It was a picture-perfect day in the Bronx as the Yanks battled the Seattle Mariners. The sun was up, the sky was clear and there was a buzz in the air. Today marked the return to the mound by Andy Pettitte, and it couldn't have come at a better time.
The Yankees have been slow to start considering where many thought they would be by now during spring training. They have had to deal with numerous injuries to key players, including to Michael Pineda and Mariano Rivera, who are mostly likely done for the entire season.
The pitching struggled in April and even saw Freddy Garcia demoted to the bullpen. Even though he now seems locked in, CC Sabathia's ERA did not reflect his wins record in April. Phil Hughes looked terrible in the rotation, but now seems to be in control in his last two starts, as he has saved his spot in the rotation.
Andy Pettitte's return was anticipated and welcomed by the fans not only for nostalgic reasons, but for what he can do for the Bronx Bombers as well. Especially with the absence of Rivera, Pettitte's leadership and experience is a necessity for the young bullpen.

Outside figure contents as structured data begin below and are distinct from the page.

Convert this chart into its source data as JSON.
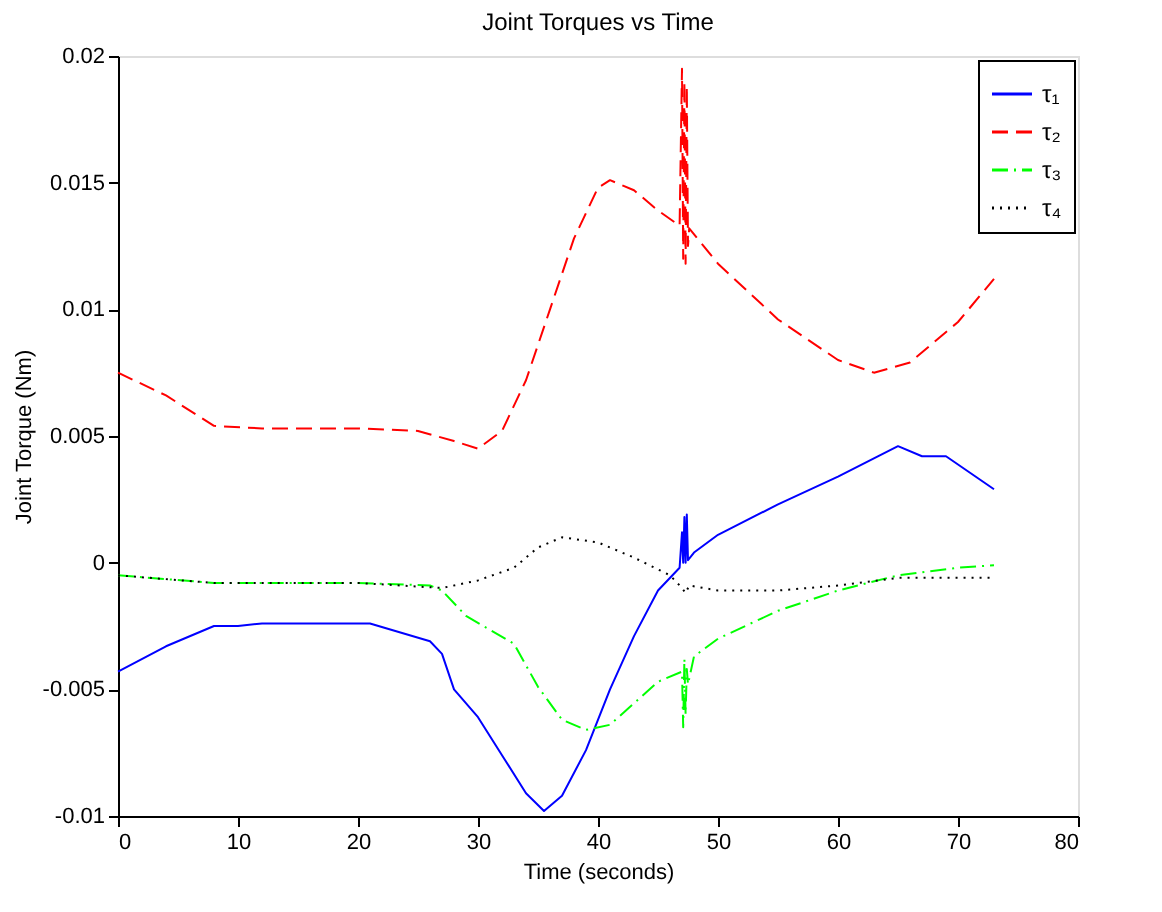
{
  "chart_data": {
    "type": "line",
    "title": "Joint Torques vs Time",
    "xlabel": "Time (seconds)",
    "ylabel": "Joint Torque (Nm)",
    "xlim": [
      0,
      80
    ],
    "xticks": [
      0,
      10,
      20,
      30,
      40,
      50,
      60,
      70,
      80
    ],
    "ylim": [
      -0.01,
      0.02
    ],
    "yticks": [
      -0.01,
      -0.005,
      0,
      0.005,
      0.01,
      0.015,
      0.02
    ],
    "grid": false,
    "legend": "top right",
    "marker": "none",
    "series": [
      {
        "name": "τ₁",
        "color": "#0000ff",
        "line_style": "solid",
        "x": [
          0,
          4,
          8,
          10,
          12,
          21,
          26,
          27,
          28,
          30,
          32,
          34,
          35.5,
          37,
          39,
          41,
          43,
          45,
          46.8,
          47,
          47.1,
          47.2,
          47.3,
          47.4,
          47.5,
          48,
          50,
          55,
          60,
          65,
          67,
          69,
          73
        ],
        "values": [
          -0.0043,
          -0.0033,
          -0.0025,
          -0.0025,
          -0.0024,
          -0.0024,
          -0.0031,
          -0.0036,
          -0.005,
          -0.0061,
          -0.0076,
          -0.0091,
          -0.0098,
          -0.0092,
          -0.0074,
          -0.005,
          -0.0029,
          -0.0011,
          -0.0002,
          0.0012,
          0,
          0.0018,
          0,
          0.0019,
          0.0001,
          0.0004,
          0.0011,
          0.0023,
          0.0034,
          0.0046,
          0.0042,
          0.0042,
          0.0029
        ]
      },
      {
        "name": "τ₂",
        "color": "#ff0000",
        "line_style": "dashed",
        "x": [
          0,
          4,
          8,
          12,
          20,
          25,
          28,
          30,
          32,
          34,
          36,
          38,
          40,
          41,
          43,
          45,
          46.8,
          47,
          47.1,
          47.2,
          47.3,
          47.4,
          47.5,
          47.6,
          50,
          55,
          60,
          63,
          66,
          70,
          73
        ],
        "values": [
          0.0075,
          0.0066,
          0.0054,
          0.0053,
          0.0053,
          0.0052,
          0.0048,
          0.0045,
          0.0052,
          0.0072,
          0.01,
          0.0128,
          0.0148,
          0.0151,
          0.0147,
          0.0139,
          0.0133,
          0.0195,
          0.012,
          0.019,
          0.0118,
          0.0188,
          0.0125,
          0.0132,
          0.0118,
          0.0096,
          0.008,
          0.0075,
          0.0079,
          0.0095,
          0.0112
        ]
      },
      {
        "name": "τ₃",
        "color": "#00ff00",
        "line_style": "dashdot",
        "x": [
          0,
          8,
          20,
          26,
          27,
          29,
          33,
          35,
          37,
          39,
          41,
          45,
          47,
          47.1,
          47.2,
          47.3,
          47.4,
          47.5,
          48,
          50,
          55,
          60,
          65,
          70,
          73
        ],
        "values": [
          -0.0005,
          -0.0008,
          -0.0008,
          -0.0009,
          -0.0011,
          -0.0021,
          -0.0032,
          -0.0049,
          -0.0062,
          -0.0066,
          -0.0064,
          -0.0047,
          -0.0043,
          -0.0065,
          -0.0038,
          -0.006,
          -0.0042,
          -0.0048,
          -0.0037,
          -0.003,
          -0.0019,
          -0.0011,
          -0.0005,
          -0.0002,
          -0.0001
        ]
      },
      {
        "name": "τ₄",
        "color": "#000000",
        "line_style": "dotted",
        "x": [
          0,
          8,
          20,
          27,
          30,
          33,
          35,
          37,
          40,
          43,
          46,
          47,
          47.3,
          47.6,
          50,
          55,
          60,
          65,
          70,
          73
        ],
        "values": [
          -0.0005,
          -0.0008,
          -0.0008,
          -0.001,
          -0.0007,
          -0.0002,
          0.0006,
          0.001,
          0.0008,
          0.0002,
          -0.0005,
          -0.001,
          -0.0012,
          -0.0009,
          -0.0011,
          -0.0011,
          -0.0009,
          -0.0006,
          -0.0006,
          -0.0006
        ]
      }
    ]
  }
}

"I'm excited," Pettitte said earlier this week. "So excited to just get back in uniform and get back with the guys, and just hang with them on the bench and stuff like that. The fans [coming to see] me making my starts down in the Minor Leagues, that's just been awesome and stuff like that. It's time now."
"I think that now that everyone's starting to throw the ball better, it takes a little pressure off of him," Girardi said. "I think people were looking at him coming back and being somewhat of a guy that can stabilize the rotation. Now, it looks like it's stabilizing more before he got here."Jim McIsaac/Getty Images
Girardi said he hopes to see Pettitte pitch at 88 mph early on this season, and hopes that Pettitte's adept ability to self correct on the mound will remain.
"He understands what he needs to do -- to get his sinker down, or to get more depth on his curveball," Girardi said. "I think he knows how to make those adjustments. The one thing I don't think he's forgotten how to do is how to pitch and how to make adjustments. I think adjustments, sometimes, as you get older are maybe a little bit easier because you've had to make them along the way."
On Sunday afternoon, Pettitte entered the game and left the game with a standing ovation from the crowd. He went six-and-one-third innings, allowing seven hits, four earned runs, three walks and two strikeouts on 94 pitches for a recorded loss. Pettitte seemed to have a few problems with his command, but this could easily be addressed and adjusted with more practice and more game time.
Pettitte brings a sense of comfort and normalcy back to New York. His first outing was not a perfect return, but it did prove one thing for certain. Pettitte still has the ability to go the distance in the game, and his velocity looks as if it hasn't changed from 2010, which is nothing but hopeful for the Yanks as the season progresses.